UHS Theatre Arts students were able to put together a virtual performance of the play, “Philip Glass Buys a Loaf of Bread.” The play compares the story of a man’s desire for love to his actions of making a loaf of bread. Cast members filmed their own individual parts and worked with Univision to create the performance that won multiple awards. 

“[the experience had] a rough start but ultimately came down to a wonderful product,” junior Owen Stapp said. 
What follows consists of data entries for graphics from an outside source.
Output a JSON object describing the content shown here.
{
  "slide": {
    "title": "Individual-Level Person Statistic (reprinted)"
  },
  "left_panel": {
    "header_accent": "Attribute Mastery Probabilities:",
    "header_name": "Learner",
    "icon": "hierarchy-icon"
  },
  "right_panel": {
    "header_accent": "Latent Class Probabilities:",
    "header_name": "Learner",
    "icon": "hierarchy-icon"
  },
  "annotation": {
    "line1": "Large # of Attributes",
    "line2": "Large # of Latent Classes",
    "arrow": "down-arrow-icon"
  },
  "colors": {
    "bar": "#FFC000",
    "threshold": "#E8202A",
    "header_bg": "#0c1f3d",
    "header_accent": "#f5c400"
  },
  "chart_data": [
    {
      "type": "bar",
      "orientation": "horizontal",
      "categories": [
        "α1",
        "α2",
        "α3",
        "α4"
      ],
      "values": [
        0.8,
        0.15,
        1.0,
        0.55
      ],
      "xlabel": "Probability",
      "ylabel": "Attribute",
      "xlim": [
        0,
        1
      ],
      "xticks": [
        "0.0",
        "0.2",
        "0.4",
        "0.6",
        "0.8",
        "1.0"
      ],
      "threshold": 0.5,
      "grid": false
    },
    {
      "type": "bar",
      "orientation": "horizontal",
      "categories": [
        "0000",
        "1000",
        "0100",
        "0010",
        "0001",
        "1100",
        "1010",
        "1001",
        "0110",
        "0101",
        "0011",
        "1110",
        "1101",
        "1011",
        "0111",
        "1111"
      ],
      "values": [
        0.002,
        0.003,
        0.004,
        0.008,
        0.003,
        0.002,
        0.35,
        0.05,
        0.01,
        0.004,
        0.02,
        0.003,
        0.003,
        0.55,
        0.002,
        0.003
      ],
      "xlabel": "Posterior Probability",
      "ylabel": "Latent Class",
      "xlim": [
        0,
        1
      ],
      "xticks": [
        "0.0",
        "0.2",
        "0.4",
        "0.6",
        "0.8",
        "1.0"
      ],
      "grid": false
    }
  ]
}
With this year’s online version of CETA, a new aspect of theatre was introduced: video production. The online submission of “Philip Glass” did not require a live performance, so video production was a key factor in the success of the play. Senior and Univision member Alice Chiang was the main contributor for editing the play, helping UHS place third nationally for the virtual category. 

“In this edit I had a lot of symmetry, kaleidoscope, and reverse effects. The edit was a lot of fun to make because I got to play around with the effects,” Chiang said. 

In addition to Chiang’s video editing, senior Sydney Spencer also helped with the production of the play. 

“There were no lines, but instead vocal parts that I mixed and added original composition to,” Spencer said. 

There were thirteen UHS students involved in “Philip Glass,” and five separate UHS student members won other awards. Junior Scott Burke won an award for his performance as Chuck I, II, and III in “Art of the Fugue,” a short play in the collection of plays, “All in the Timing.” Burke’s online performance, which took place earlier this school year, was about a man who went on virtual dates with three women at the same time. 

“Each adjudicator nominated a student they felt deserved to be recognized for their achievement,” Burke said, after receiving the Adjudicator’s Award for his performance. 

Burke was the only UHS junior to win the Adjudicator’s Award for his acting. Others who won awards include senior Olivia Biase for the Senior Scholarship, and seniors Audrey Moore and Zaman Merchant for Adjudicator Awards.